Evologics S2C modem has been on the market for a few years, and like all new technologies its taken that long for engineers to figure out what it might uniquely enable. Currently, it’s in everything from deep-sea observatories to tsunami alert systems, but one of its most unique applications is in the Baikal Deep Underwater Neutrino Telescope.


Neutrinos are elementary particles that are born in stars and black holes and the Big Bang, and understanding them is vitally important to our understanding of the galaxy (currently, they’re the partical that might be moving faster than the speed of light). The problem with neutrinos, though, is that they don’t interact with matter very often. So, to find and study them, you need to be looking very carefully in a very controlled space.

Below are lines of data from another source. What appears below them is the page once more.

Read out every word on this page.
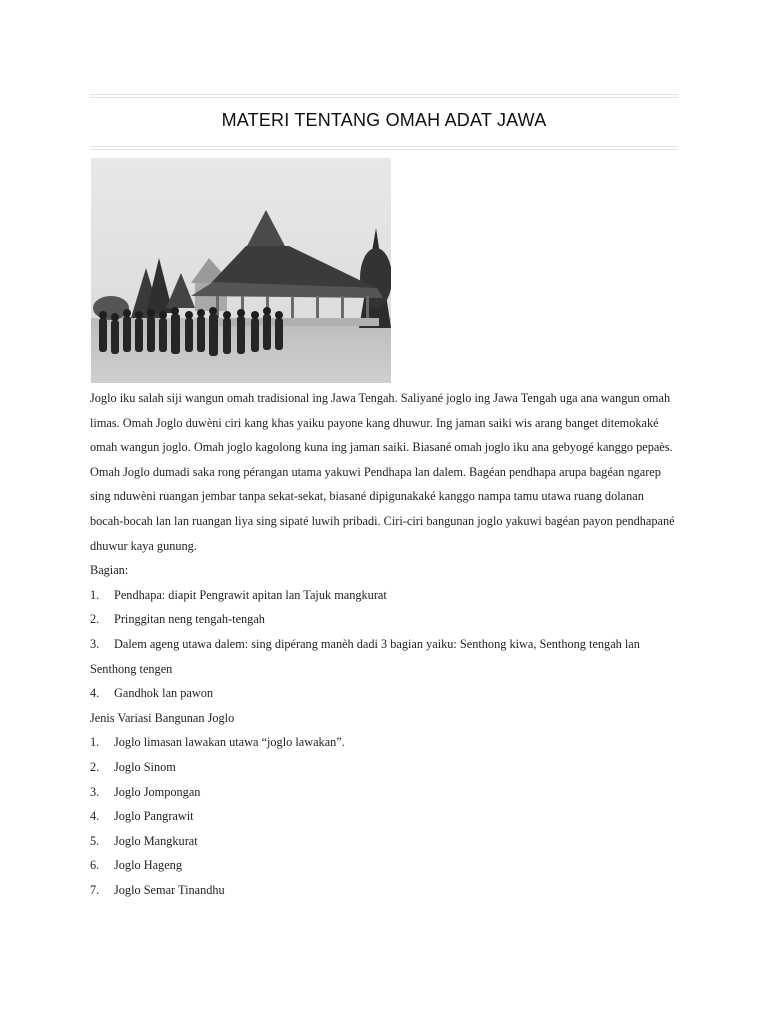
MATERI TENTANG OMAH ADAT JAWA

Joglo iku salah siji wangun omah tradisional ing Jawa Tengah. Saliyané joglo ing Jawa Tengah uga ana wangun omah limas. Omah Joglo duwèni ciri kang khas yaiku payone kang dhuwur. Ing jaman saiki wis arang banget ditemokaké omah wangun joglo. Omah joglo kagolong kuna ing jaman saiki. Biasané omah joglo iku ana gebyogé kanggo pepaès. Omah Joglo dumadi saka rong pérangan utama yakuwi Pendhapa lan dalem. Bagéan pendhapa arupa bagéan ngarep sing nduwèni ruangan jembar tanpa sekat-sekat, biasané dipigunakaké kanggo nampa tamu utawa ruang dolanan bocah-bocah lan lan ruangan liya sing sipaté luwih pribadi. Ciri-ciri bangunan joglo yakuwi bagéan payon pendhapané dhuwur kaya gunung.

Bagian:

1.	Pendhapa: diapit Pengrawit apitan lan Tajuk mangkurat
2.	Pringgitan neng tengah-tengah
3.	Dalem ageng utawa dalem: sing dipérang manèh dadi 3 bagian yaiku: Senthong kiwa, Senthong tengah lan

Senthong tengen

4.	Gandhok lan pawon

Jenis Variasi Bangunan Joglo

1.	Joglo limasan lawakan utawa “joglo lawakan”.
2.	Joglo Sinom
3.	Joglo Jompongan
4.	Joglo Pangrawit
5.	Joglo Mangkurat
6.	Joglo Hageng
7.	Joglo Semar Tinandhu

The Russian Lake Baikal is one of those places. It’s the deepest lake in the world. It’s also the oldest–30 million years in the making–and every winter it freezes over with ice a meter thick. That makes it the perfect platform for a neutrino detector, which is lowered into its depths every February. For a neutrino detector to be sufficiently sensitive to be of much use, it needs to be inside at least a cubic kilometer of water. The world’s largest of these type of detectors is buried deep in the South Pole. Building a comparable detector in Lake Baikal requires knowing exactly precisely where, in that one kilometer cube each of your neutrino sensors are.

That’s where the dolphin modem comes in. A revamped Baikal neutrino detector requires that scientists know where their detectors are to within 40 centimeters. The S2C system–with a lot of help from dolphins–can position them to within 5 millimeters.

And that’s how millions of years of cetacean evolution yielded a system that can peer into the deepest reaches of time and space.